By CAPT Samuel F. Wright, JAGC, USNR
Vincent C. Conyers applied for a position as a screener for the Transportation Security Administration (TSA) but was not selected. Congress created TSA shortly after September 11, 2001. TSA was originally part of the Department of Transportation and was transferred to the Department of Homeland Security when that department came into being.
Conyers appealed his non-selection to the Merit Systems Protection Board (MSPB), claiming that the non-selection violated the Uniformed Services Employment and Reemployment Rights Act (USERRA), as well as other statutes. The MSPB held that it did not have jurisdiction to hear Mr. Conyers’ appeal because section 111(d) of the Aviation Transportation Security Act, 49 U.S.C. 44935 note, gives TSA the authority to appoint screeners “notwithstanding any other provision of law.”
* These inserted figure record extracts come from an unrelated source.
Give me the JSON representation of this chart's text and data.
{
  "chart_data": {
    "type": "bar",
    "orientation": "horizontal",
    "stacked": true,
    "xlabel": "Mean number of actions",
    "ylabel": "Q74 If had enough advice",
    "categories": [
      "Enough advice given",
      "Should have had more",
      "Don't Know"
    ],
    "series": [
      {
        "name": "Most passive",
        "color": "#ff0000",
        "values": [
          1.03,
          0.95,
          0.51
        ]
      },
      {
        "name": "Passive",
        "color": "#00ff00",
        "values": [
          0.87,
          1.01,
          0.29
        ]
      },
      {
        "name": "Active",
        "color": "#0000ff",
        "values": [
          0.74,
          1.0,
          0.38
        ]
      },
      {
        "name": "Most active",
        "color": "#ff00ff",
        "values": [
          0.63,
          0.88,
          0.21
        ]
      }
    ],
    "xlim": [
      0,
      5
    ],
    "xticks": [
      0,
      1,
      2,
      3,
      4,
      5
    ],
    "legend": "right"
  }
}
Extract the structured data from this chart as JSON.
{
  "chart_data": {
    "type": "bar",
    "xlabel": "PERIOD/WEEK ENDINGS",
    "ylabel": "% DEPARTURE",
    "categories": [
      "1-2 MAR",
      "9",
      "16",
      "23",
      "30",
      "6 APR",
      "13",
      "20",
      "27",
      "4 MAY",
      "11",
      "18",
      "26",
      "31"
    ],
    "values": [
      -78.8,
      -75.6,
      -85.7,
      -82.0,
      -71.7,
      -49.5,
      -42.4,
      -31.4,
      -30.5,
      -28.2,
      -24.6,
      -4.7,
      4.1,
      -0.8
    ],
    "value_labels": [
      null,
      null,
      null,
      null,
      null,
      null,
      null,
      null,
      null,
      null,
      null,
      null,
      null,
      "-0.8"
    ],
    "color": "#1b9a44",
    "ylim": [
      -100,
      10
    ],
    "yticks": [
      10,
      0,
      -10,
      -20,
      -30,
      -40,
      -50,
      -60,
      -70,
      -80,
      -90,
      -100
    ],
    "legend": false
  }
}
The MSPB held, and the United States Court of Appeals for the Federal Circuit agreed, that the “notwithstanding” clause precluded the MSPB from exercising jurisdiction over Mr. Conyers’ appeal. Conyers v. Merit Systems Protection Board, 388 F.3d 1380 (Fed. Cir. 2004). See also Spain v. Department of Homeland Security, 99 M.S.P.R. 529 (2005).The bottom line is that TSA screeners and persons seeking such positions have no enforceable USERRA rights, and only a statutory amendment can give them an effective remedy. This state of affairs runs contrary to section 4301(b) of USERRA, which expresses the “sense of Congress that the Federal Government should be a model employer in carrying out the provisions of this chapter.” TSA screeners should enjoy the same USERRA rights enjoyed by almost all other employees in this country, including federal employees, state and local government employees, and employees in the private sector.